Show that the sequence defined by $x_1$ = $\frac{1}{2}$ and $x_{n+1} = \frac{x_n^3 + 2}{7}$ for $n \in N$ satisfies the Cauchy criterion.

I don't understand how to go about this problem. Is it alright to show that the sequence is convergent, which would then imply it being Cauchy? or is there some way to directly get expressions in terms of the Cauchy criteria?
My observations:
All terms of the sequence are positive, and we can write $|x_{m+1}-x_{n+1}| = |\frac{x_m^3 - x_n^3}{7}|$
How do I show that for an arbitrarily chosen $\epsilon$, the expression is less than $\epsilon$ for all $m,n \ge$ some natural number $K$?

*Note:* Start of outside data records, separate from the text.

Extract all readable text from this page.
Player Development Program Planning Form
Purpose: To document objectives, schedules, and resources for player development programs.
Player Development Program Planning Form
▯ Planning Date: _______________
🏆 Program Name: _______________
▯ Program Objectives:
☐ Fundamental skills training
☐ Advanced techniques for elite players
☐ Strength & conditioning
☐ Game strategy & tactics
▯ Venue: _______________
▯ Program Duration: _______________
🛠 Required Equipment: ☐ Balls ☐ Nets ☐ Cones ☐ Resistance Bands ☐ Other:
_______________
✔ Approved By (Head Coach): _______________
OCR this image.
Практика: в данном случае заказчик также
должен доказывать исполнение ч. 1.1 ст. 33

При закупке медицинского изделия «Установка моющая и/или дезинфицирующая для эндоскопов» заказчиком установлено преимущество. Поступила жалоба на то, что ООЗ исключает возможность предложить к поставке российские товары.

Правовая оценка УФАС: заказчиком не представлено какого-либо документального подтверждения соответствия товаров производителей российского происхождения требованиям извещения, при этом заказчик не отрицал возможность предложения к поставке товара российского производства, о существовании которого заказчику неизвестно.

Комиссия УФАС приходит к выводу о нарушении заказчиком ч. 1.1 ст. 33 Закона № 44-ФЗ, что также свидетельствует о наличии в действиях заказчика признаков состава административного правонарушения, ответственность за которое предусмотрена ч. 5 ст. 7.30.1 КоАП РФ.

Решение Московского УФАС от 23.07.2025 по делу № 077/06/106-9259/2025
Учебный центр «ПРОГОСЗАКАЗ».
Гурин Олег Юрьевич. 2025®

Could someone please help me with the solution, or possibly point me in the right direction? Thanks.
 A: First, show by induction that, with $x_1=1/2$, it follows that $0<x_n\leq 1/2$. Then, since $(x^3 - y^3)=(x^2+xy+y^2)(x-y)$, we find that
$$|x_{n+1}-x_{n}| = \frac{|x_n^3 - x_{n-1}^3|}{7}\leq\frac{\frac{1}{2^2} + \frac{1}{2^2}+\frac{1}{2^2}}{7} |x_{n}-x_{n-1}|=\frac{3}{28}|x_{n}-x_{n-1}|.$$
Now use the triangle inequality to estimate $|x_n-x_m|$. Can you take it from here?
A: You can prove by induction that $0<x_n< 1$ for all $n \in \mathbb N$.
The derivative of the function $f(x)=\frac{x^3+2}{7}$ is $f^\prime(x) = \frac{3}{7}x^2$. Hence $0\le f^\prime(x)\le  \frac{1}{2}$ for $0 \le x \le 1$.
Using the mean value theorem, you get
$$\vert f(x)-f(y) \vert \le \frac{1}{2}\vert x -y \vert$$ for $x,y \in [0,1]$.
Which leads to
$$\vert x_{n+1}-x_n \vert \le \frac{1}{2} \vert x_n - x_{n-1} \vert $$ for all $ n \in \mathbb N$.
You then conclude that the sequence is Cauchy by induction.
This is a case of a more general result when the function is a contraction mapping.
A: By induction we see that $0<x_n<1$ for all $n$. Hence $|x_{m+1}-x_m| \leq \frac  3 7 |x_m-x_{m-1}|$ (by MVT theorem for $x \to x^{3}$). This gives $|x_{m+1}-x_m| \leq (\frac 3 7)^{m-1} |x_2-x_1|$. This implies that $\sum |x_{m+1}-x_m| <\infty$. Can you take it from here?